In summary, the churn patterns reveal that “Competitor” is primarily driven by higher usage, charges, and shorter tenures, while “Dissatisfaction” and “Attitude” appear to correlate with lower usage, charges, and longer customer relationships. “Price” and “Other” reasons seem to be more evenly distributed across usage and tenure, reflecting more complex and less easily categorized reasons for churn.
3.5 Geographic Variables and Churn
Code
ggplot(cleaned_data, aes(x = City, fill =`Churn Category`)) +geom_bar(position ="fill") +coord_flip() +labs(title ="City vs Churn", x ="City", y ="Proportion") +theme(axis.text.y =element_text(size =1))
Code
ggplot(cleaned_data, aes(x = State, fill =`Churn Category`)) +geom_bar(position ="fill") +labs(title ="State vs Churn", x ="State", y ="Proportion") +theme_minimal()
The two barplots provide insights into churn categories across cities and states. The first graph, “City vs Churn,” shows the proportion of each churn category for various cities. From this graph, we can observe that “Competitor” churn is quite widespread across many cities, with proportions close to 1 in several cities. However, cities such as “La Cruz” and “Hollis” show a more varied distribution, with churn reasons like “Attitude” and “Price” taking more prominence. This indicates that while competitor-related churn dominates in many locations, other reasons such as dissatisfaction or price issues are more significant in certain areas, highlighting regional variations in the reasons behind customer churn.

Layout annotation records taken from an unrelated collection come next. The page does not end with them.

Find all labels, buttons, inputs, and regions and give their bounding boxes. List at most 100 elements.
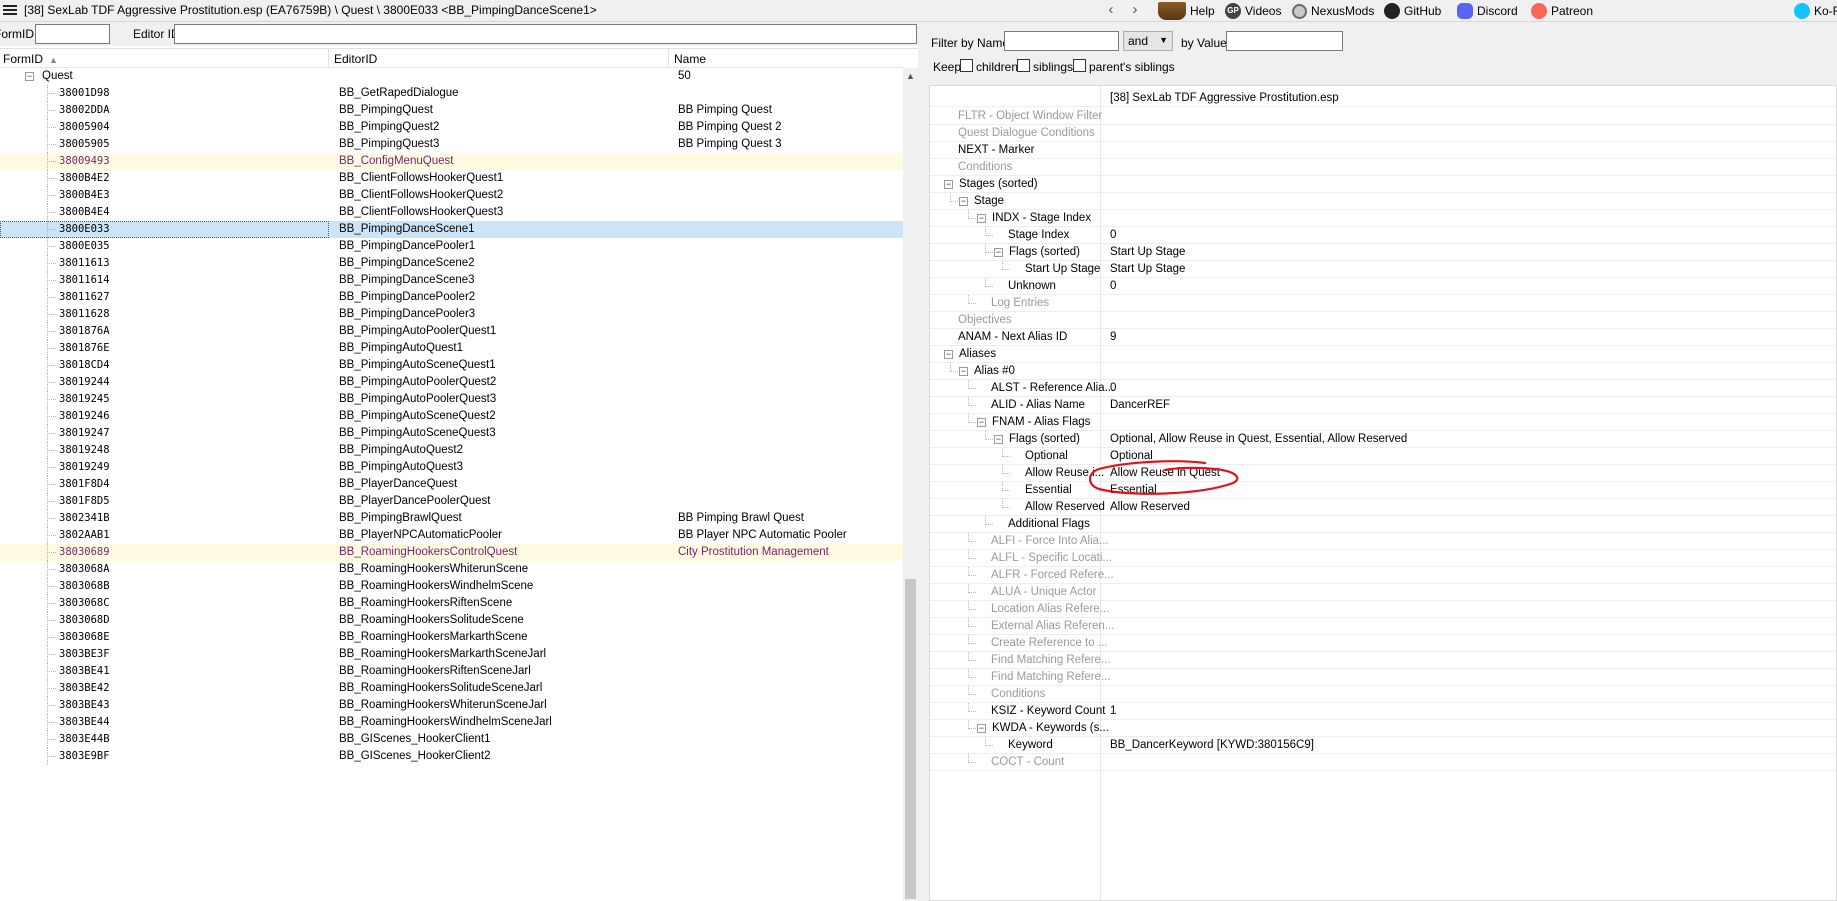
tree-row[interactable]: − Aliases xyxy=(930,346,1836,363)
table-row[interactable]: 38001D98 BB_GetRapedDialogue xyxy=(0,85,903,102)
tree-row[interactable]: − Flags (sorted) Start Up Stage xyxy=(930,244,1836,261)
collapse-icon[interactable]: − xyxy=(977,214,986,223)
tree-row[interactable]: External Alias Referen... xyxy=(930,618,1836,635)
tree-row[interactable]: COCT - Count xyxy=(930,754,1836,771)
tree-row[interactable]: − KWDA - Keywords (s... xyxy=(930,720,1836,737)
back-arrow-icon[interactable]: ‹ xyxy=(1102,1,1120,18)
tree-row[interactable]: ALFL - Specific Locati... xyxy=(930,550,1836,567)
tree-row[interactable]: FLTR - Object Window Filter xyxy=(930,108,1836,125)
collapse-icon[interactable]: − xyxy=(977,418,986,427)
children-checkbox[interactable] xyxy=(960,59,973,72)
table-row[interactable]: 3800B4E2 BB_ClientFollowsHookerQuest1 xyxy=(0,170,903,187)
table-row[interactable]: 38019244 BB_PimpingAutoPoolerQuest2 xyxy=(0,374,903,391)
collapse-icon[interactable]: − xyxy=(959,367,968,376)
table-row[interactable]: 38019248 BB_PimpingAutoQuest2 xyxy=(0,442,903,459)
tree-row[interactable]: ALFR - Forced Refere... xyxy=(930,567,1836,584)
tree-row[interactable]: Keyword BB_DancerKeyword [KYWD:380156C9] xyxy=(930,737,1836,754)
tree-row[interactable]: − Stages (sorted) xyxy=(930,176,1836,193)
tree-row[interactable]: − FNAM - Alias Flags xyxy=(930,414,1836,431)
table-row[interactable]: 38011628 BB_PimpingDancePooler3 xyxy=(0,306,903,323)
record-tree[interactable]: [38] SexLab TDF Aggressive Prostitution.… xyxy=(929,85,1837,901)
tree-row[interactable]: ALUA - Unique Actor xyxy=(930,584,1836,601)
table-row[interactable]: 38018CD4 BB_PimpingAutoSceneQuest1 xyxy=(0,357,903,374)
tree-row[interactable]: Additional Flags xyxy=(930,516,1836,533)
videos-link[interactable]: GP Videos xyxy=(1225,1,1281,21)
menu-icon[interactable] xyxy=(3,3,17,17)
table-row[interactable]: 3801F8D5 BB_PlayerDancePoolerQuest xyxy=(0,493,903,510)
tree-row[interactable]: Stage Index 0 xyxy=(930,227,1836,244)
tree-row[interactable]: Find Matching Refere... xyxy=(930,652,1836,669)
table-row[interactable]: 38019246 BB_PimpingAutoSceneQuest2 xyxy=(0,408,903,425)
table-row[interactable]: 38019249 BB_PimpingAutoQuest3 xyxy=(0,459,903,476)
filter-name-input[interactable] xyxy=(1004,31,1119,51)
table-row[interactable]: 38005904 BB_PimpingQuest2 BB Pimping Quest… xyxy=(0,119,903,136)
table-row[interactable]: 3803E9BF BB_GIScenes_HookerClient2 xyxy=(0,748,903,765)
scrollbar-thumb[interactable] xyxy=(905,579,916,899)
table-row[interactable]: 3800B4E4 BB_ClientFollowsHookerQuest3 xyxy=(0,204,903,221)
table-row[interactable]: 38011627 BB_PimpingDancePooler2 xyxy=(0,289,903,306)
collapse-icon[interactable]: − xyxy=(994,435,1003,444)
tree-row[interactable]: Essential Essential xyxy=(930,482,1836,499)
operator-select[interactable]: and ▼ xyxy=(1123,31,1173,51)
tree-row[interactable]: Create Reference to ... xyxy=(930,635,1836,652)
tree-row[interactable]: Allow Reserved Allow Reserved xyxy=(930,499,1836,516)
record-list[interactable]: FormID ▲ EditorID Name − Quest 50 38001D9… xyxy=(0,48,918,901)
scroll-up-icon[interactable]: ▲ xyxy=(903,68,918,85)
column-header-formid[interactable]: FormID ▲ xyxy=(3,52,58,66)
forward-arrow-icon[interactable]: › xyxy=(1126,1,1144,18)
tree-row[interactable]: Allow Reuse i... Allow Reuse in Quest xyxy=(930,465,1836,482)
tree-row[interactable]: Start Up Stage Start Up Stage xyxy=(930,261,1836,278)
github-link[interactable]: GitHub xyxy=(1384,1,1441,21)
patreon-link[interactable]: Patreon xyxy=(1531,1,1593,21)
tree-row[interactable]: Location Alias Refere... xyxy=(930,601,1836,618)
table-row[interactable]: 3800B4E3 BB_ClientFollowsHookerQuest2 xyxy=(0,187,903,204)
help-link[interactable]: Help xyxy=(1158,1,1215,21)
tree-row[interactable]: Conditions xyxy=(930,686,1836,703)
tree-row[interactable]: KSIZ - Keyword Count 1 xyxy=(930,703,1836,720)
tree-row[interactable]: Optional Optional xyxy=(930,448,1836,465)
collapse-icon[interactable]: − xyxy=(944,350,953,359)
table-row[interactable]: 38030689 BB_RoamingHookersControlQuest Cit… xyxy=(0,544,903,561)
table-row[interactable]: 38011614 BB_PimpingDanceScene3 xyxy=(0,272,903,289)
table-row[interactable]: 38005905 BB_PimpingQuest3 BB Pimping Quest… xyxy=(0,136,903,153)
table-row[interactable]: 3800E033 BB_PimpingDanceScene1 xyxy=(0,221,903,238)
table-row[interactable]: 3803068A BB_RoamingHookersWhiterunScene xyxy=(0,561,903,578)
table-row[interactable]: 3803068C BB_RoamingHookersRiftenScene xyxy=(0,595,903,612)
table-row[interactable]: 3803E44B BB_GIScenes_HookerClient1 xyxy=(0,731,903,748)
table-row[interactable]: 3801876A BB_PimpingAutoPoolerQuest1 xyxy=(0,323,903,340)
tree-row[interactable]: Find Matching Refere... xyxy=(930,669,1836,686)
parents-siblings-checkbox[interactable] xyxy=(1073,59,1086,72)
tree-row[interactable]: ALID - Alias Name DancerREF xyxy=(930,397,1836,414)
collapse-icon[interactable]: − xyxy=(959,197,968,206)
table-row[interactable]: 38019245 BB_PimpingAutoPoolerQuest3 xyxy=(0,391,903,408)
table-row[interactable]: 3803BE3F BB_RoamingHookersMarkarthSceneJa… xyxy=(0,646,903,663)
tree-row[interactable]: ANAM - Next Alias ID 9 xyxy=(930,329,1836,346)
tree-row[interactable]: Quest Dialogue Conditions xyxy=(930,125,1836,142)
formid-filter-input[interactable] xyxy=(35,24,110,44)
tree-row[interactable]: Conditions xyxy=(930,159,1836,176)
column-header-editorid[interactable]: EditorID xyxy=(334,52,377,66)
tree-row[interactable]: − INDX - Stage Index xyxy=(930,210,1836,227)
group-row-quest[interactable]: − Quest 50 xyxy=(0,68,903,85)
collapse-icon[interactable]: − xyxy=(25,72,34,81)
column-header-name[interactable]: Name xyxy=(674,52,706,66)
table-row[interactable]: 3801F8D4 BB_PlayerDanceQuest xyxy=(0,476,903,493)
table-row[interactable]: 38011613 BB_PimpingDanceScene2 xyxy=(0,255,903,272)
collapse-icon[interactable]: − xyxy=(994,248,1003,257)
tree-row[interactable]: − Stage xyxy=(930,193,1836,210)
table-row[interactable]: 3803BE42 BB_RoamingHookersSolitudeSceneJa… xyxy=(0,680,903,697)
vertical-scrollbar[interactable]: ▲ xyxy=(903,68,918,901)
filter-value-input[interactable] xyxy=(1226,31,1343,51)
table-row[interactable]: 3800E035 BB_PimpingDancePooler1 xyxy=(0,238,903,255)
editorid-filter-input[interactable] xyxy=(174,24,917,44)
table-row[interactable]: 3803068B BB_RoamingHookersWindhelmScene xyxy=(0,578,903,595)
collapse-icon[interactable]: − xyxy=(944,180,953,189)
tree-row[interactable]: Objectives xyxy=(930,312,1836,329)
table-row[interactable]: 3803BE44 BB_RoamingHookersWindhelmSceneJa… xyxy=(0,714,903,731)
table-row[interactable]: 38019247 BB_PimpingAutoSceneQuest3 xyxy=(0,425,903,442)
tree-row[interactable]: − Flags (sorted) Optional, Allow Reuse in … xyxy=(930,431,1836,448)
table-row[interactable]: 3803BE43 BB_RoamingHookersWhiterunSceneJa… xyxy=(0,697,903,714)
table-row[interactable]: 3802341B BB_PimpingBrawlQuest BB Pimping B… xyxy=(0,510,903,527)
tree-row[interactable]: Unknown 0 xyxy=(930,278,1836,295)
tree-row[interactable]: − Alias #0 xyxy=(930,363,1836,380)
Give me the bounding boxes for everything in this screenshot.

The second graph, “State vs Churn,” is focused on the state of California. It reveals that all churn categories—“Attitude,” “Competitor,” “Dissatisfaction,” “Other,” and “Price”—are relatively evenly distributed in California, though “Competitor” churn seems the most common, followed by “Attitude.” This barplot suggests that churn in California may not be as dominated by one specific category as it is in some cities. Instead, the distribution of churn reasons here appears to be more balanced, with several factors contributing to customer churn at similar proportions.
Together, these graphs suggest that while competition-related churn is a dominant factor across both cities and states, regional variations exist in churn reasons. In some cities, factors such as attitude or price issues may play a more substantial role in driving churn, while in California, churn seems to be driven by a more balanced set of reasons. This insight could help businesses tailor their strategies depending on regional differences in customer behavior.